Proof. The LHS equals $w(A_{\mathbb{Q}(\sqrt{D})})$; this is "standard", but let me know if you want references (note though that the corresponding formula for local root numbers fails but the local correction terms multiply to $1$ over all places). Expressing as a product of local root numbers, we get that the LHS is $$\prod_{v\mid N_A \infty} w(A_{\mathbb{Q}(\sqrt{D})_v})$$ ($v$ is a place of $\mathbb{Q}(\sqrt{D})$). The RHS, on the other hand, equals $$\psi_D((-1)^g)\prod_{p\mid N_A} \psi_D(p)^{f_p(A)},$$
where $f_p(A)$ is the conductor exponent of $A$ at $p$. Let us compare the two products term by term:

- $\psi_D(-1) = 1$ iff $\infty$ splits. Since the local root number of a $g$-dimensional abelian variety at an infinite place is $(-1)^g$, we see that $\psi_D((-1)^g)$ matches with the product of the factors contributed by $v\mid \infty$ in the first product.
- If $p$ splits, then $\psi_D(p) = 1$, whereas the places $v\mid p$ in the first product contribute two identical $\pm 1$ terms, which therefore multiply to $1$.

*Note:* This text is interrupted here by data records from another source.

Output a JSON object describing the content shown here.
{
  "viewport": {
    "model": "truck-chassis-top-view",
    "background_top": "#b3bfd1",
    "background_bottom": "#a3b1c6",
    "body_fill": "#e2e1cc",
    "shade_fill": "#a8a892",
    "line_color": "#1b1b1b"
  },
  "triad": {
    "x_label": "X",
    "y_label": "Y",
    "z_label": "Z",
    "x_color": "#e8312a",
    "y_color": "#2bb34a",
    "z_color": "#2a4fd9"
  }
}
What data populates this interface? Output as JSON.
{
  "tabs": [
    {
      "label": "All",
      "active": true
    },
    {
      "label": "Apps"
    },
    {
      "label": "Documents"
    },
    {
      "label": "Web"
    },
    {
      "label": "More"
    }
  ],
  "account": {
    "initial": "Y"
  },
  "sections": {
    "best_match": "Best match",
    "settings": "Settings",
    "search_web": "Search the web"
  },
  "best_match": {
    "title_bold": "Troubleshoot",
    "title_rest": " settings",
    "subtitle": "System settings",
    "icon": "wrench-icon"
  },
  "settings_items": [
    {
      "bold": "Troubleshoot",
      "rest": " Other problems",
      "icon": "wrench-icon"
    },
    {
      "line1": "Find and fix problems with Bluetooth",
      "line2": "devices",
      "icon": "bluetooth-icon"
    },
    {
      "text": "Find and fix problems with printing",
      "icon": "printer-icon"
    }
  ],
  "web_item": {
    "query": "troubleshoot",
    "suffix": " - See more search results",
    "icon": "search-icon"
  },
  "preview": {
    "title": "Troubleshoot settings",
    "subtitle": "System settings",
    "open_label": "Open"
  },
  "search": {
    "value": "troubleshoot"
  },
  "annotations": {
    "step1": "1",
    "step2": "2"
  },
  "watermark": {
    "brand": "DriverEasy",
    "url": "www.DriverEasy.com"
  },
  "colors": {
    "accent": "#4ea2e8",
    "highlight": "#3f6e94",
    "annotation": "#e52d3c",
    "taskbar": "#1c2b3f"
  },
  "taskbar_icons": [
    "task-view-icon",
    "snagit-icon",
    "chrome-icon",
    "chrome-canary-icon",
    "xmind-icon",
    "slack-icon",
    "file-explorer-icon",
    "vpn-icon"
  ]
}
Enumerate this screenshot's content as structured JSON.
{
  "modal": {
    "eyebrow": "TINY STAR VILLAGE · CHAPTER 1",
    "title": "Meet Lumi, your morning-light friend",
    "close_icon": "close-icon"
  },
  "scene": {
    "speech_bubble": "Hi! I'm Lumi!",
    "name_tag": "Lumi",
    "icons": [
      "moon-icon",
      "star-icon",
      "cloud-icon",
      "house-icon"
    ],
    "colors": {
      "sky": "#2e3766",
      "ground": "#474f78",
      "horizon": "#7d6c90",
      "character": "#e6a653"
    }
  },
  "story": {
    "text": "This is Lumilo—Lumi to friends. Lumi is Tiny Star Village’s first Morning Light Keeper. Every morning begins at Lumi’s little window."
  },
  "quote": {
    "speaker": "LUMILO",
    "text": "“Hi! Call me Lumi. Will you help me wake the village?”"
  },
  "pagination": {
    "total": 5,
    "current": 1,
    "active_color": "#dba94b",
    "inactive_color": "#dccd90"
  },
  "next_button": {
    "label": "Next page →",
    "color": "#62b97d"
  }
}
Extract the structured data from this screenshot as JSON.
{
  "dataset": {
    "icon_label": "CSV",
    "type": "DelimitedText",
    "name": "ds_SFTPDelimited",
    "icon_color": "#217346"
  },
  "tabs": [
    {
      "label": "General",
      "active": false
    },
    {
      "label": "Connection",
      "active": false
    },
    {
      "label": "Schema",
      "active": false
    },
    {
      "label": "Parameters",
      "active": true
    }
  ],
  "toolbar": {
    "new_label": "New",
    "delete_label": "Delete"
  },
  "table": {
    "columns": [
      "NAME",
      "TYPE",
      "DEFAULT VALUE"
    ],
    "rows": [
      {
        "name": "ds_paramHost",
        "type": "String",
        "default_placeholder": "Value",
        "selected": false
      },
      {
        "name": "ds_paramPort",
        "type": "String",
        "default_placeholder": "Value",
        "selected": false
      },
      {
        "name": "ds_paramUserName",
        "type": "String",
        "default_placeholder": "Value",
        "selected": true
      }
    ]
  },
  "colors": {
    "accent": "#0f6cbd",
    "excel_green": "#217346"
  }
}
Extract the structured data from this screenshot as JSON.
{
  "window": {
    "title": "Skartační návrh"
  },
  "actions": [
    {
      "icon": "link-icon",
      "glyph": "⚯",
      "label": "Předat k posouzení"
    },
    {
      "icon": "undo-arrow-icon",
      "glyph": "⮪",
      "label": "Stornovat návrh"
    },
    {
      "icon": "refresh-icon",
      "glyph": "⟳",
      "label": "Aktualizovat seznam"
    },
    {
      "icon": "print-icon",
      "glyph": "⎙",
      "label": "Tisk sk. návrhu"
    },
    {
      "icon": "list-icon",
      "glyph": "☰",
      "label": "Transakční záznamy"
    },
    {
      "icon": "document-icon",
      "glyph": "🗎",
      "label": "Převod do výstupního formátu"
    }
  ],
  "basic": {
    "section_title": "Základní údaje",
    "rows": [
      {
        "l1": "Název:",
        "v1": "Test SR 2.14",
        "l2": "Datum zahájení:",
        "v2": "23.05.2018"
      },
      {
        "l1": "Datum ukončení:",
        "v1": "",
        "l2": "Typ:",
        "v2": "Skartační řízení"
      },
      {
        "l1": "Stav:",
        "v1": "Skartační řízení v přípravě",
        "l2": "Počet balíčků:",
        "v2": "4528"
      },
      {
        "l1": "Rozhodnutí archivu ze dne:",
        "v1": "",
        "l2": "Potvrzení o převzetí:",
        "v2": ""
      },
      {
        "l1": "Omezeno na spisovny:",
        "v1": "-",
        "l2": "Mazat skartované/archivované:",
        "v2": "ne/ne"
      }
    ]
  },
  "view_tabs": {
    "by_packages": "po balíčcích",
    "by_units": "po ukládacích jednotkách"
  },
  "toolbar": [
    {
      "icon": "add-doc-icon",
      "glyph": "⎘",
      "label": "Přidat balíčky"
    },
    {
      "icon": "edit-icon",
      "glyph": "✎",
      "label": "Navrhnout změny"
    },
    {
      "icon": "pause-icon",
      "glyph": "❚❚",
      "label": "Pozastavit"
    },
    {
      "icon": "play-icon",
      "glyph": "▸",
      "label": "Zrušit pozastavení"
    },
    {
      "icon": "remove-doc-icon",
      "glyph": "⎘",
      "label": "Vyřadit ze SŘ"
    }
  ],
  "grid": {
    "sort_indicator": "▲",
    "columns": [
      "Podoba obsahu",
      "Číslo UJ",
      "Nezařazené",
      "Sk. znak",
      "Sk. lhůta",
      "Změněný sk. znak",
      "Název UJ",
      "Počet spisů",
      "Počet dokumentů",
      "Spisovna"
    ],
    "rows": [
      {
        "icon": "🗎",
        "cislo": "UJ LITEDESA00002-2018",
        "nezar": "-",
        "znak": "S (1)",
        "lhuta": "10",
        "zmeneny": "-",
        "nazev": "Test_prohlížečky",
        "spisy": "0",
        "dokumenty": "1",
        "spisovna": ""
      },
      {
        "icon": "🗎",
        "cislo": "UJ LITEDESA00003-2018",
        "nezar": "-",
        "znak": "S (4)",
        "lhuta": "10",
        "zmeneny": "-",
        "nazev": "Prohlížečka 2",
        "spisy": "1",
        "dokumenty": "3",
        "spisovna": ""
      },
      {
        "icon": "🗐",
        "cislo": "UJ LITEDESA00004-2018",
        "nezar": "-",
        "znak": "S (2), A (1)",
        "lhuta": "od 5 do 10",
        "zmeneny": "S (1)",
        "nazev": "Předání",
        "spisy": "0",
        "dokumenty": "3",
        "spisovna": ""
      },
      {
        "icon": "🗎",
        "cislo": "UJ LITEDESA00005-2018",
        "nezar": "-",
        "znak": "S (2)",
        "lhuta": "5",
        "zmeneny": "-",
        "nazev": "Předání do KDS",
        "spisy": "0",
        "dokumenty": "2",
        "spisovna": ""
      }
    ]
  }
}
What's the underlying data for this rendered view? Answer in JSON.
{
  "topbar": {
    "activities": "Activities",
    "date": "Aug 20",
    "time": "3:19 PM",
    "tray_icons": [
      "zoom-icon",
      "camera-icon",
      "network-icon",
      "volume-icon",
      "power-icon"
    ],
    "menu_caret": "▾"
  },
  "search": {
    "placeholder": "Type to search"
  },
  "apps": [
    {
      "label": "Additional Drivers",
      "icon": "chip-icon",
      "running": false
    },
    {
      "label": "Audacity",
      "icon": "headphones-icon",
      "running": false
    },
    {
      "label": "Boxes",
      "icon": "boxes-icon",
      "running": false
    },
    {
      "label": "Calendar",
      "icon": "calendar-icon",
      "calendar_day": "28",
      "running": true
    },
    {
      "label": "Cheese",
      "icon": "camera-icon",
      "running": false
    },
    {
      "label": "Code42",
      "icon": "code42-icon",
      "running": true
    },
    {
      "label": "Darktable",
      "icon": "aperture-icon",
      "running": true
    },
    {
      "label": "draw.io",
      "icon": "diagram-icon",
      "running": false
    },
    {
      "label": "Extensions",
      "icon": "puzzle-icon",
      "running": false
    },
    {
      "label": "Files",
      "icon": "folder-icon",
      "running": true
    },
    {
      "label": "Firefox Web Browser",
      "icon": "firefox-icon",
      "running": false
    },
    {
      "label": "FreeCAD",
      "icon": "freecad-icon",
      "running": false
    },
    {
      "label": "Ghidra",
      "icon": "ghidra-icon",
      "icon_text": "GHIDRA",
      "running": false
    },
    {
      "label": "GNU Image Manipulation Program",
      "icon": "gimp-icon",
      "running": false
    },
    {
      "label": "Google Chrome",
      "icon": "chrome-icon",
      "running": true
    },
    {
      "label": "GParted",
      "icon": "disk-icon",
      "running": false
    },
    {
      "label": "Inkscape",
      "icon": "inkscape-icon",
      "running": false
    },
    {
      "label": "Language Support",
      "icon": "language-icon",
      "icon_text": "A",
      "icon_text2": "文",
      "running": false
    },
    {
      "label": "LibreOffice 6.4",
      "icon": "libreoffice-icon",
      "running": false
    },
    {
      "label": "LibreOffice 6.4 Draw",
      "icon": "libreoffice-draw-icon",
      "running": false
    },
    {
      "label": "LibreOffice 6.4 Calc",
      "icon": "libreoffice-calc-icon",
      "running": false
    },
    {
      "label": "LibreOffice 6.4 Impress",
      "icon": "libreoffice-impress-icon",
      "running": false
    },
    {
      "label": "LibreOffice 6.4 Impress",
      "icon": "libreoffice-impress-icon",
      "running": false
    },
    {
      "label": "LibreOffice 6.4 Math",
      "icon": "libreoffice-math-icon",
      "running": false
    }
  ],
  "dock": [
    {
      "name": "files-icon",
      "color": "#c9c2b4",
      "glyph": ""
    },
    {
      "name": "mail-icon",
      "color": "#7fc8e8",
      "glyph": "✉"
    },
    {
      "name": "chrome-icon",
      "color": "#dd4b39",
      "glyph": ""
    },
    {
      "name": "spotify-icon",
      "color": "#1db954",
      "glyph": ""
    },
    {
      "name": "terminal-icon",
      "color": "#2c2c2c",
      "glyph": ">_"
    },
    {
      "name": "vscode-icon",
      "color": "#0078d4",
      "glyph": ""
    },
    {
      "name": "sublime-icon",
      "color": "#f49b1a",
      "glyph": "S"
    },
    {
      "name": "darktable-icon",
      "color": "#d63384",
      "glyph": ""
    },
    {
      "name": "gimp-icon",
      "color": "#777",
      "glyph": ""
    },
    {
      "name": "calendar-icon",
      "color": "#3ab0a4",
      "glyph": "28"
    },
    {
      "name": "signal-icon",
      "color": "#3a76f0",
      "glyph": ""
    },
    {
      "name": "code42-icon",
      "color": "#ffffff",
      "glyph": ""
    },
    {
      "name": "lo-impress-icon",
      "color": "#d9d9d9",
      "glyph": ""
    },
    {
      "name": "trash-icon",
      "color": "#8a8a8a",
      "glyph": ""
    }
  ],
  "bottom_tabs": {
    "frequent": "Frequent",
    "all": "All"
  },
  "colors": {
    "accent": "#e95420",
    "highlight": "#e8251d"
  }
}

- If $p$ is inert, then $\psi_D(p)^{f_p(A)} = (-1)^{f_p(A)}$. If $v$ is the unique place above $p$, then, since $\mathbb{Q}(\sqrt{D})/\mathbb{Q}$ is unramified at $p$, one also has $w(A_{\mathbb{Q}(\sqrt{D})_v}) = (-1)^{f_p(A)}$; for the latter equality, let me shamelessly refer you to Thm. 1.12 of http://arxiv.org/abs/1402.2939.
- Ramified $p$ give no contribution to either product: afterall, we have assumed that $A$ has good reduction at all such $p$.

In conclusion, the products are equal and we're done.